I've spent some time pondering what Senator Feinstein could have meant when she said the Supreme Court had "struck down more than three dozen cases" under the Commerce Clause. Adding up all of the cases in which the Court found statutes exceeded all of the federal government's enumerated powers, including the sovereign immunity cases, the commandeering cases, and the 14th Amendment cases, in the last twenty years still doesn't get us to the three-dozen-plus cases Feinstein claimed. Add in the federalism-related constitutional avoidance cases, and we're still a ways off.

Maybe she meant to include dormant commerce clause cases as well — I haven't counted those — but that would have been an odd choice both because a) dormant commerce clause cases limit state, rather than federal, power; b) Congress may overrule dormant commerce clause decisions, and c) there are reasons to suspect the Court is becoming less aggressive at policing the dormant commerce clause. So I don't think she meant to include these cases, and even if she had, I still don't think it would get us to 36 cases in the past ten years. What am I missing?
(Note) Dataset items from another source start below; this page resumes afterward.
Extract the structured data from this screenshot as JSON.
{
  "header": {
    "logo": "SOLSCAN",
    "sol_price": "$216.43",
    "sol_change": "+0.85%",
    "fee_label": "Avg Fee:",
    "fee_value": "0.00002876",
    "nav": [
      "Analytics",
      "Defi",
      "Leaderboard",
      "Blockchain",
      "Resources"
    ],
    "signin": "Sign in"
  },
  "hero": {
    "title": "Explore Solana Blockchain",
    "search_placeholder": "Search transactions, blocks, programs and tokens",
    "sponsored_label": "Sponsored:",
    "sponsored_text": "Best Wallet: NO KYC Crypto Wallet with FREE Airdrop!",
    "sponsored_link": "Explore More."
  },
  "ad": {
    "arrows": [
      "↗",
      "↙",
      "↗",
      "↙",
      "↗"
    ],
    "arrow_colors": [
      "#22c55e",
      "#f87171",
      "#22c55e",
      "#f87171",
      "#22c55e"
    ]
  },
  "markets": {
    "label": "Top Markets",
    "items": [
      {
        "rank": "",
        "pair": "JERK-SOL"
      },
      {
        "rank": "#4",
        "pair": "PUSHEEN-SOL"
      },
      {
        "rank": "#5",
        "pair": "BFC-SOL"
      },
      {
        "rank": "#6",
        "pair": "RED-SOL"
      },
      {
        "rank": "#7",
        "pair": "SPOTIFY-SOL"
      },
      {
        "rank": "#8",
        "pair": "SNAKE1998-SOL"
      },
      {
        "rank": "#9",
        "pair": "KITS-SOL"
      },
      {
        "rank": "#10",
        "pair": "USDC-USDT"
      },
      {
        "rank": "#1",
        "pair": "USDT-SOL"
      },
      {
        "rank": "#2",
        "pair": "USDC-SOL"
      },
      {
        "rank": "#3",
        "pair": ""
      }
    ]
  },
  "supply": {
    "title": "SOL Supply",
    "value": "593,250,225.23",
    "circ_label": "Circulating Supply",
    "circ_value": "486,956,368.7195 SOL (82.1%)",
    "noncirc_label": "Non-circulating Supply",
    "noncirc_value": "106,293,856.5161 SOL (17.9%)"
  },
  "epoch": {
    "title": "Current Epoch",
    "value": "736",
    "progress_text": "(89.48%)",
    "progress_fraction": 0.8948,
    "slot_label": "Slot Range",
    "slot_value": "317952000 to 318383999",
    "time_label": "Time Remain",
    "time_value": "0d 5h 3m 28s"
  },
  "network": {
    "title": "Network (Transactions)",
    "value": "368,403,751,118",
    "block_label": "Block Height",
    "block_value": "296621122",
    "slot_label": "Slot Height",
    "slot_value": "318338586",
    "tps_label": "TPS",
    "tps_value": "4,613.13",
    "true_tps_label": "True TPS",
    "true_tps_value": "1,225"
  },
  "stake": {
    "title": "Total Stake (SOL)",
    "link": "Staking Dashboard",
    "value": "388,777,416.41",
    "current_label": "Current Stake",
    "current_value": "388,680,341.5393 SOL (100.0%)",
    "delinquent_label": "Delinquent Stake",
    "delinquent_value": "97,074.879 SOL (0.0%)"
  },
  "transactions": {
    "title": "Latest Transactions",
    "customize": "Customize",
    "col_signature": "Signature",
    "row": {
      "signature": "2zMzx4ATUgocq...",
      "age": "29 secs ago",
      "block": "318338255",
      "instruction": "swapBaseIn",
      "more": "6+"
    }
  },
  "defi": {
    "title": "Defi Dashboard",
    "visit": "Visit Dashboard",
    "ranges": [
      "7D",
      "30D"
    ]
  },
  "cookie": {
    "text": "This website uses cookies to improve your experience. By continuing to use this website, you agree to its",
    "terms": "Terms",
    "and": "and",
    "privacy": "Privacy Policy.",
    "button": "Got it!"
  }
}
UPDATE: It appears Senator Feinstein may have been relying upon (and misquoting) Cass Sunstien's misleading 2005 Harper's article, "Fighting the Supreme Court," as this is the source of the claim that the Rehnquist Court struck down more than three-dozen federal statutes from 1995-2005. Yet less than a third of these were on federalism grounds — that is commerce clause and anti-commandeering and 14th Amendment and sovereign immunity (a point Sen. Feinstein has apparently noted in other contexts). In terms of the three-dozen federal statutes, this also includes statutes invalidated on grounds ranging from the First Amendment (such as federal measures aimed at porn on the internet) to the violation of bicameralism and presentment (the Line-Item Veto Act), and, if carried forward to the present, would include decisions like Boumediene. Yet including the full range of cases undercuts the "conservative judicial activism" meme articulated by Sunstein and echoed (inaccurately) by Sen. Feinstein.

UPDATE: Michael Dorf notes other Senators who seemed to have a problem accurately stating the law.